Machine learning 均方误差不随年代数递减?,machine-learning,tensorflow,gradient-descent,Machine Learning,Tensorflow,Gradient Descent,这是使用tensorflow实现批量梯度下降 当我运行此代码时,MSE保持不变 import tensorflow as tf from sklearn.preprocessing import StandardScaler import numpy as np from sklearn.datasets import fetch_california_housing housing=fetch_california_housing() std=StandardScaler() scaled

这是使用tensorflow实现批量梯度下降

当我运行此代码时,MSE保持不变

import tensorflow as tf
from sklearn.preprocessing import StandardScaler
import numpy as np
from sklearn.datasets import fetch_california_housing

housing=fetch_california_housing()

std=StandardScaler()
scaled_housing_data=std.fit_transform(housing.data)

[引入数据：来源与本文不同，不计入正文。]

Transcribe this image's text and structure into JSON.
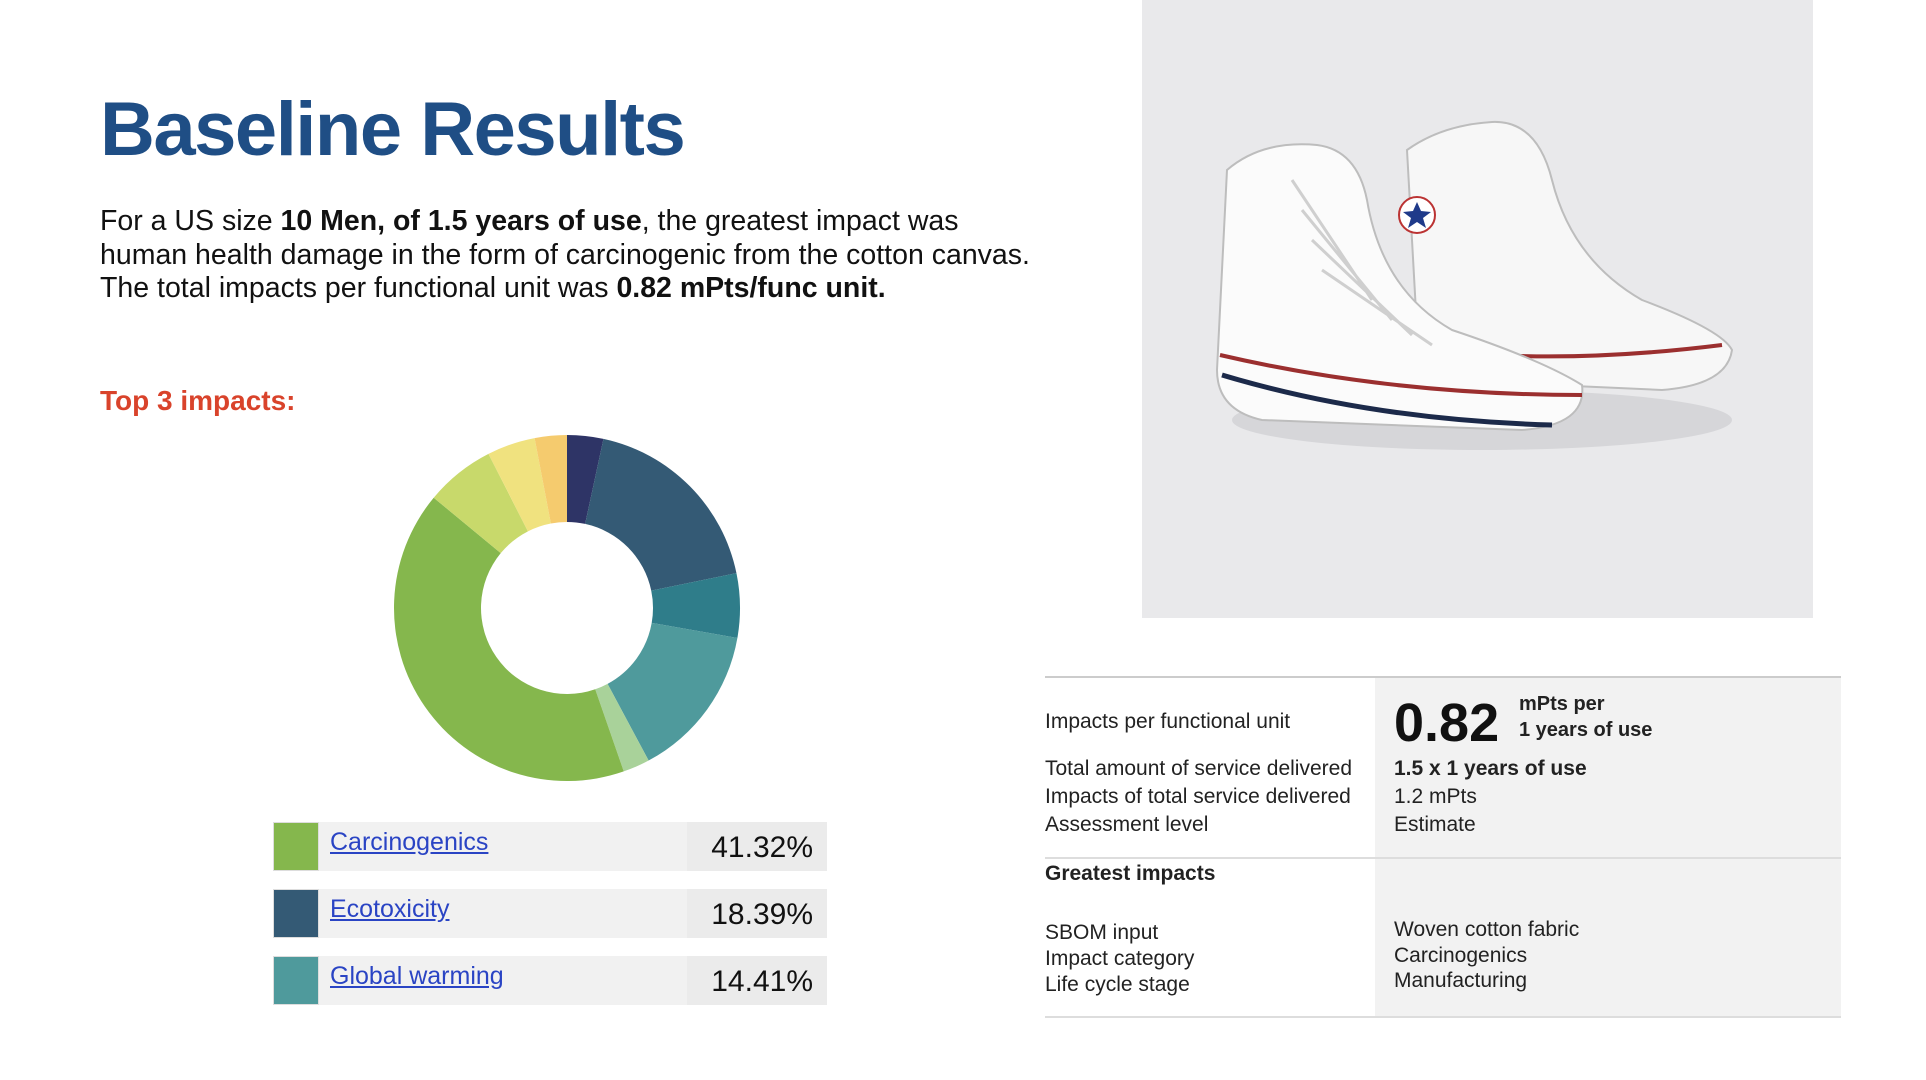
{
  "header": {
    "title": "Baseline Results"
  },
  "paragraph": [
    {
      "text": "For a US size ",
      "bold": false
    },
    {
      "text": "10 Men, of 1.5 years of use",
      "bold": true
    },
    {
      "text": ", the greatest impact was human health damage in the form of carcinogenic from the cotton canvas. The total impacts per functional unit was ",
      "bold": false
    },
    {
      "text": "0.82 mPts/func unit.",
      "bold": true
    }
  ],
  "subtitle": "Top 3 impacts:",
  "chart_data": {
    "type": "pie",
    "donut": true,
    "categories": [
      null,
      "Ecotoxicity",
      null,
      "Global warming",
      null,
      "Carcinogenics",
      null,
      null,
      null
    ],
    "values": [
      3.38,
      18.39,
      6,
      14.41,
      2.5,
      41.32,
      6.5,
      4.5,
      3
    ],
    "value_labels": [
      null,
      "18.39%",
      null,
      "14.41%",
      null,
      "41.32%",
      null,
      null,
      null
    ],
    "colors": [
      "#2e3466",
      "#345a75",
      "#2f7d8a",
      "#4f9a9c",
      "#a9d29a",
      "#85b74d",
      "#c8d96b",
      "#f0e27f",
      "#f5cb6e"
    ]
  },
  "info": {
    "rows": [
      {
        "label": "Impacts per functional unit",
        "value": "0.82",
        "unit_line1": "mPts per",
        "unit_line2": "1 years of use"
      },
      {
        "label": "Total amount of service delivered",
        "value": "1.5 x 1 years of use"
      },
      {
        "label": "Impacts of total service delivered",
        "value": "1.2 mPts"
      },
      {
        "label": "Assessment level",
        "value": "Estimate"
      }
    ],
    "section": "Greatest impacts",
    "impacts": [
      {
        "label": "SBOM input",
        "value": "Woven cotton fabric"
      },
      {
        "label": "Impact category",
        "value": "Carcinogenics"
      },
      {
        "label": "Life cycle stage",
        "value": "Manufacturing"
      }
    ]
  }
}
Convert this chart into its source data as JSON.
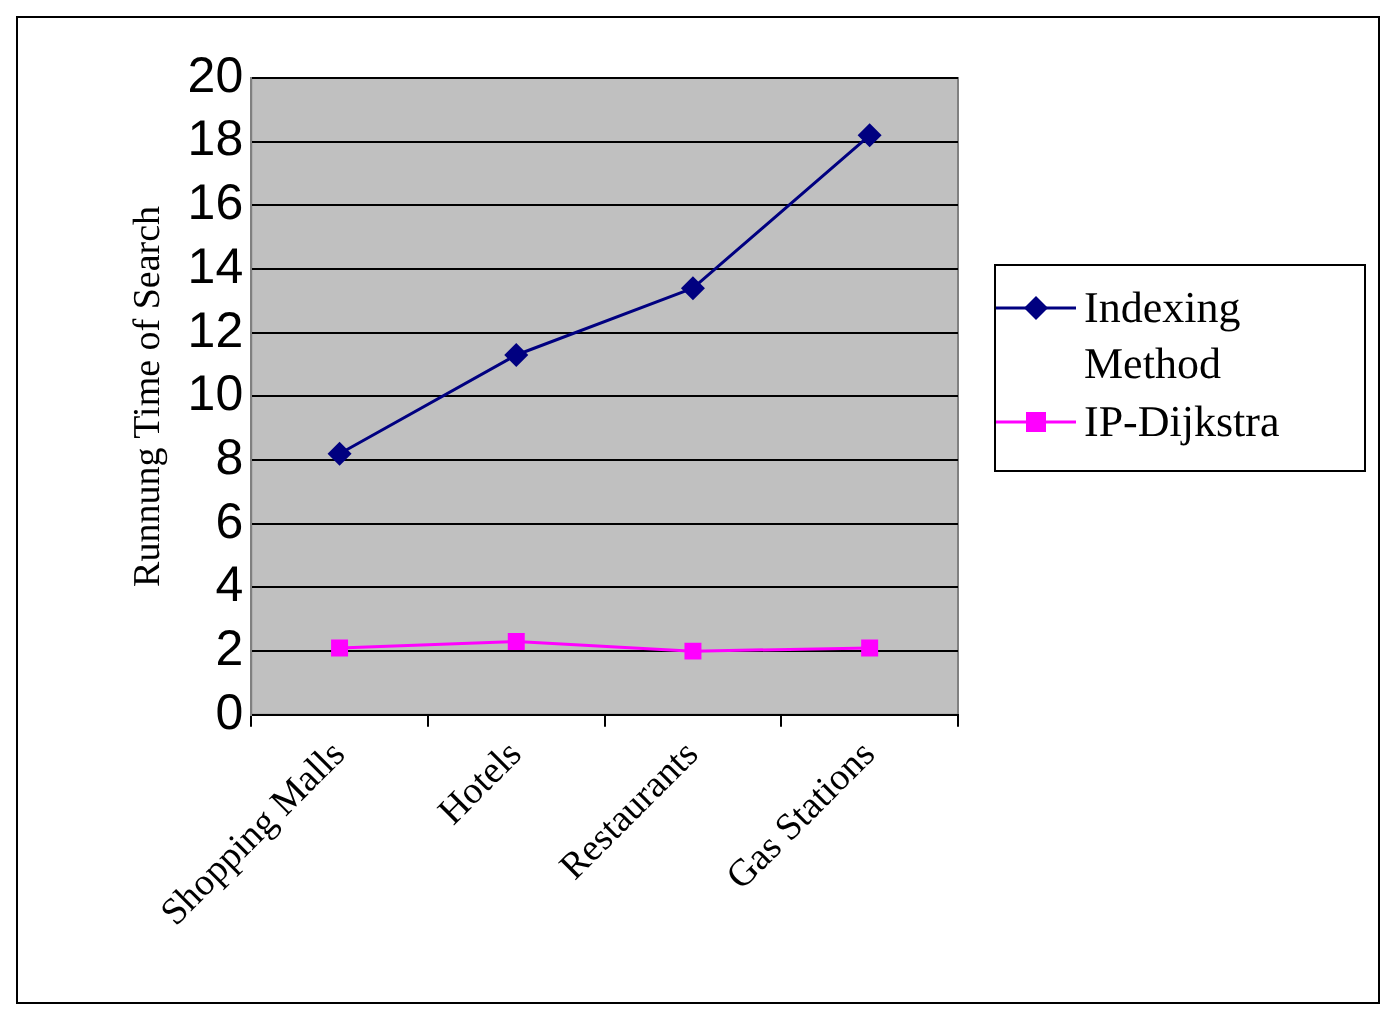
{
  "chart_data": {
    "type": "line",
    "ylabel": "Runnung Time of Search",
    "categories": [
      "Shopping Malls",
      "Hotels",
      "Restaurants",
      "Gas Stations"
    ],
    "series": [
      {
        "name": "Indexing Method",
        "color": "#000080",
        "marker": "diamond",
        "values": [
          8.2,
          11.3,
          13.4,
          18.2
        ]
      },
      {
        "name": "IP-Dijkstra",
        "color": "#ff00ff",
        "marker": "square",
        "values": [
          2.1,
          2.3,
          2.0,
          2.1
        ]
      }
    ],
    "ylim": [
      0,
      20
    ],
    "yticks": [
      0,
      2,
      4,
      6,
      8,
      10,
      12,
      14,
      16,
      18,
      20
    ],
    "grid": "y",
    "legend": "right"
  }
}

m,n=scaled_housing_data.shape
scaled_housing_data.shape

scaled_housing_data_with_bias=np.c_[np.ones((m,1)),scaled_housing_data]

n_epochs=1000
n_learning_rate=0.01

x=tf.constant(scaled_housing_data_with_bias,dtype=tf.float32)
y=tf.constant(housing.target.reshape(-1,1),dtype=tf.float32)
theta=tf.Variable(tf.random_uniform([n+1,1],-1.0,1.0,seed=42))
y_pred=tf.matmul(x,theta)

error=y_pred-y
mse=tf.reduce_mean(tf.square(error))
gradients=2/m*tf.matmul(tf.transpose(x),error)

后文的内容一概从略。